The concept of theft is familiar enough. Less familiar is the way the law has treated various aspects of the act of stealing. Criminal law distinguishes among many different crimes that are popularly known as theft. Many technical words have entered the language—burglary, larceny, robbery—but are often used inaccurately. Brief definitions of the more common terms are discussed here.
The basic crime of stealing personal property is larceny. By its old common-law definition, still in use today, larceny is the wrongful “taking and carrying away of the personal property of another with intent to steal the same.”
The separate elements of this offense have given rise to all kinds of difficult cases. Take the theft of fruit, for example, with regard to the essential element of “personal property.” If a man walking through an orchard plucks a peach from a tree and eats it, he is not guilty of larceny because he has not taken away personal property (the peach is part of the land, being connected to the tree). But if he picks up a peach lying on the ground, he is guilty of larceny. Or consider the element of “taking” or “carrying away.” Sneaking into a movie theater without paying is not an act of larceny (though in most states it is a criminal act). Taking electricity by tapping into the power lines of an electric utility was something that baffled judges late in the nineteenth century because it was not clear whether electricity is a “something” that can be taken. Modern statutes have tended to make clear that electricity can be the object of larceny. Or consider the element of an “intent to steal the same.” If you borrow your friend’s BMW without his permission in order to go to the grocery store, intending to return it within a few minutes and then do return it, you have not committed larceny. But if you meet another friend at the store who convinces you to take a long joyride with the car and you return hours later, you may have committed larceny.
A particular form of larceny is robbery, which is defined as larceny from a person by means of violence or intimidation.
Larceny involves the taking of property from the possession of another. Suppose that a person legitimately comes to possess the property of another and wrongfully appropriates it—for example, an automobile mechanic entrusted with your car refuses to return it, or a bank teller who is entitled to temporary possession of cash in his drawer takes it home with him. The common law had trouble with such cases because the thief in these cases already had possession; his crime was in assuming ownership. Today, such wrongful conversion, known as embezzlement, has been made a statutory offense in all states.
Statutes against larceny and embezzlement did not cover all the gaps in the law. A conceptual problem arises in the case of one who is tricked into giving up his title to property.

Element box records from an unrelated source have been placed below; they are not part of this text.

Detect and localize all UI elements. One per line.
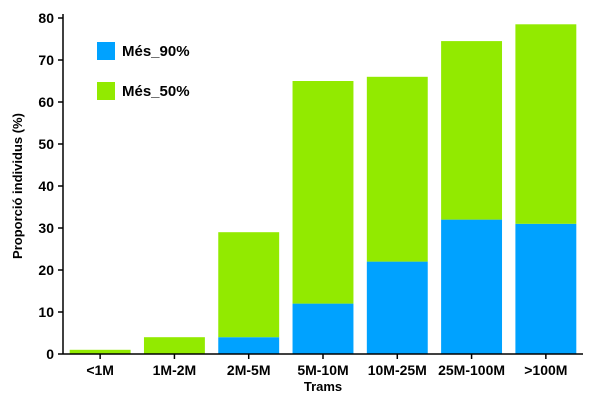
bar-mes-90-4 xyxy=(366,261,428,354)
bar-mes-50-2 xyxy=(218,232,280,338)
bar-mes-90-6 xyxy=(515,223,577,354)
x-tick-label-1: 1M-2M xyxy=(153,362,197,378)
bar-mes-90-2 xyxy=(218,337,280,354)
bar-mes-50-5 xyxy=(441,41,503,220)
axes-layer: 0 10 20 30 40 50 60 70 80 <1M 1M-2M 2M-5M 5M-10M 10M-… xyxy=(38,10,583,378)
y-tick-label-30: 30 xyxy=(38,220,54,236)
y-tick-label-50: 50 xyxy=(38,136,54,152)
legend: Més_90% Més_50% xyxy=(97,42,190,100)
y-tick-label-70: 70 xyxy=(38,52,54,68)
legend-swatch-mes-50 xyxy=(97,82,115,100)
bar-mes-50-4 xyxy=(366,76,428,262)
legend-label-mes-90: Més_90% xyxy=(122,43,190,60)
y-tick-label-40: 40 xyxy=(38,178,54,194)
legend-swatch-mes-90 xyxy=(97,42,115,60)
x-tick-label-0: <1M xyxy=(86,362,114,378)
y-axis-title: Proporció individus (%) xyxy=(10,113,25,259)
bars-layer xyxy=(69,24,577,354)
x-tick-label-4: 10M-25M xyxy=(368,362,427,378)
bar-mes-50-1 xyxy=(143,337,205,354)
x-tick-label-2: 2M-5M xyxy=(227,362,271,378)
y-tick-label-20: 20 xyxy=(38,262,54,278)
x-axis-title: Trams xyxy=(304,379,342,394)
bar-mes-90-3 xyxy=(292,303,354,354)
x-tick-label-3: 5M-10M xyxy=(297,362,348,378)
x-tick-label-5: 25M-100M xyxy=(438,362,505,378)
y-tick-label-60: 60 xyxy=(38,94,54,110)
x-tick-label-6: >100M xyxy=(524,362,567,378)
bar-mes-50-6 xyxy=(515,24,577,224)
y-tick-label-80: 80 xyxy=(38,10,54,26)
y-tick-label-10: 10 xyxy=(38,304,54,320)
bar-mes-50-0 xyxy=(69,349,131,354)
bar-mes-50-3 xyxy=(292,81,354,304)
legend-label-mes-50: Més_50% xyxy=(122,83,190,100)
bar-mes-90-5 xyxy=(441,219,503,354)
y-tick-label-0: 0 xyxy=(46,346,54,362)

In larceny and embezzlement, the thief gains possession or ownership without any consent of the owner or custodian of the property. Suppose, however, that an automobile dealer agrees to take his customer’s present car as a trade-in. The customer says that he has full title to the car. In fact, the customer is still paying off an installment loan and the finance company has an interest in the old car. If the finance company repossesses the car, the customer—who got a new car at a discount because of his false representation—cannot be said to have taken the new car by larceny or embezzlement. Nevertheless, he tricked the dealer into selling, and the dealer will have lost the value of the repossessed car. Obviously, the customer is guilty of a criminal act; the statutes outlawing it refer to this trickery as the crime of false pretenses, defined as obtaining ownership of the property of another by making untrue representations of fact with intent to defraud.
A number of problems have arisen in the judicial interpretation of false-pretense statutes. One concerns whether the taking is permanent or only temporary. The case of State v. Mills (Cases ) shows the subtle questions that can be presented and the dangers inherent in committing “a little fraud.”
In the Mills case, the claim was that a mortgage instrument dealing with one parcel of land was used instead for another. This is a false representation of fact. Suppose, by contrast, that a person misrepresents his state of mind: “I will pay you back tomorrow,” he says, knowing full well that he does not intend to. Can such a misrepresentation amount to false pretenses punishable as a criminal offense? In most jurisdictions it cannot. A false-pretense violation relates to a past event or existing fact, not to a statement of intention. If it were otherwise, anyone failing to pay a debt might find himself facing criminal prosecution, and business would be less prone to take risks.
The problem of proving intent is especially difficult when a person has availed himself of the services of another without paying. A common example is someone leaving a restaurant without paying for the meal. In most states, this is specifically defined in the statutes as theft of services.